Exciting new things in this picture: Fence, grass seedlings, manicure.
33 weeks must be the "feeling all the feelings" portion of pregnancy, at least if all the feelings I've been feeling this week are any indication. The main feeling I've been feeling, unfortunately, is oh my god, I'm going to be a terrible mother, which stems from the fact that over the weekend—when Sean was away in Seattle with his brother, watching something like 74 baseball games in a three-day period, which I enouraged eagerly because dude, ENJOY THAT LAST HURRAH—I managed to:
* Paint a piece of furniture with what I didn't realize—until I started to get just a wee bit light-headed—was oil-based paint, causing me to spend most of Saturday googling things like "oil-based paint + birth defects" and "oil-based paint have I harmed my baby" and "effects of fumes from oil-based paint + 33 weeks pregnant," until I got myself into such a state about it that I couldn't even google anymore. (I was only painting for about 20 minutes, in the garage with the door wide open, wearing a mask and gloves, so chances are it's probably going to be fine, but still.)
* Accidentally scoop the cat litter without even thinking about it—I don't even know why I did this, it's not like I was ever a paragon of kitty-litter-changing before I got pregnant—causing me to spend most of Sunday googling things like "scooped kitty litter do I have toxoplasmosis?" and "33 weeks pregnant + cat poop + toxoplasmosis" until it got to the point where I couldn't even look at my poor cat anymore without assuming she'd ruined any chance Hamish might have of a normal, toxoplasmosis-free life.
* Totally put my back out doing what I thought was light gardening—a little planting, a little weeding, a little mulching—but which was apparently too much physical activity for my poor off-balance body, a fact it made me screamingly aware of for most of Sunday and all of Monday. (I also convinced myself that if I hadn't got toxoplasmosis from the kitty litter, I'd probably got it from contaminated soil, so that was a party.)
And all of this culminated, on Sunday night, in a sense of general regret that I hadn't been "better" during this pregnancy—by, I don't know, eating only sustainably-farmed kale and drinking organic rainwater distilled from the tears of Benedectine monks who all had excellent relationships with their mothers—and I found myself wailing to Sean that I wished I could go back to the beginning and do it "properly," by which I guess I meant not going to Chipotle so often and oh, it was so silly, but that's how I felt. And then a few days later, we went to a newborn parenting class with little fake dolls that we had to diaper and hold and swaddle and honestly, swear to god, I was so bad at diapering and swaddling and even holding—I WAS BAD AT HOLDING A BABY—that I just thought oh my god, what am I even DOING thinking I can be someone's mother, and yeah, it's been a real riot to be around me for the past week, I can tell you that.
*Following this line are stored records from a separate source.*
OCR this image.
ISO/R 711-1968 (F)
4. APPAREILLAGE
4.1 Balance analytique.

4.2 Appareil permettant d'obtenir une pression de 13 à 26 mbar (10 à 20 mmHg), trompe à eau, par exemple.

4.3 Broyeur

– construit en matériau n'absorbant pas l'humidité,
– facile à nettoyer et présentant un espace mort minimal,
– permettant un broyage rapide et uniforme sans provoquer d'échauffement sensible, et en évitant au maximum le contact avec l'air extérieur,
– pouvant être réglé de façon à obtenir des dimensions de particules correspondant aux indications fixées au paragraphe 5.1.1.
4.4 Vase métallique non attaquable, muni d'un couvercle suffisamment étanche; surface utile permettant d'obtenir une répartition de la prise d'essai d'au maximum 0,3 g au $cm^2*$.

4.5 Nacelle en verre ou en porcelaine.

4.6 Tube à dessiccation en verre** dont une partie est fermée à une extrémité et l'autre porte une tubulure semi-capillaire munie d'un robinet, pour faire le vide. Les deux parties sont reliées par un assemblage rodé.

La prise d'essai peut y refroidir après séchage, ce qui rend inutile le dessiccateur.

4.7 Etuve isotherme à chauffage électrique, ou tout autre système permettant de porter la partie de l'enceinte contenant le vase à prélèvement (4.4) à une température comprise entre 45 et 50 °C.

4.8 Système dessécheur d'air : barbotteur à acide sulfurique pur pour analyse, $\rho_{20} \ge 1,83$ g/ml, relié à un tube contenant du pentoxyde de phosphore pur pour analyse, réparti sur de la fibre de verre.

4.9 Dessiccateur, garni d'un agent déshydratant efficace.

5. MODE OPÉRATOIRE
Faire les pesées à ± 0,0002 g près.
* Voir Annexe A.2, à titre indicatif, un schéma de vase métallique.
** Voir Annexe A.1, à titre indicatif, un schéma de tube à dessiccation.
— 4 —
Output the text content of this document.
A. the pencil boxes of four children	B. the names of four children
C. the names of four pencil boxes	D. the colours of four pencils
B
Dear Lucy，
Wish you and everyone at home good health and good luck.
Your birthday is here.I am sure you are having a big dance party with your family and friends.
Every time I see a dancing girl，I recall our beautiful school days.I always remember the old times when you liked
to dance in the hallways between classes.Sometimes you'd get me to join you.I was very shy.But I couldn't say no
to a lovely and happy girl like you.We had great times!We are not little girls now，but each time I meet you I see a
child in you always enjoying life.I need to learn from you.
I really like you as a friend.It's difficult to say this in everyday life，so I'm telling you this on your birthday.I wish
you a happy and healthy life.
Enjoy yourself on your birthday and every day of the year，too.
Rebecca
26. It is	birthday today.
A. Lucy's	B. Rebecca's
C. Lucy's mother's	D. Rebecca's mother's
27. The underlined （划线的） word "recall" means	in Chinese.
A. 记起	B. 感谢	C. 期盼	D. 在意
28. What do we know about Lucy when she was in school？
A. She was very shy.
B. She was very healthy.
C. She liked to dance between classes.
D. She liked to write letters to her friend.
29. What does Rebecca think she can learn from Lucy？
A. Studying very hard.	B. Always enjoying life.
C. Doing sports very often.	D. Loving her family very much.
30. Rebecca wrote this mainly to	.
I think I've come through the worst of it now, helped by a) the toxoplasmosis test my doctor agreed to let me take on the condition that it would "ease my mind," b) frequent reminders to myself that hey, look, I'm eating a salad! I'm drinking a shitload of water! I'm buying an organic apple! Maybe I'm not the monstrous ogre of a mother I thought I was!, and c) the comfort that at least Sean was paying attention in the swaddling part of the class. Sean was actually really good at the swaddling part of the class, funnily enough, which even makes me feel better about all those visits to Chipotle. Clearly watching that many burritos get wrapped had some sort of influence.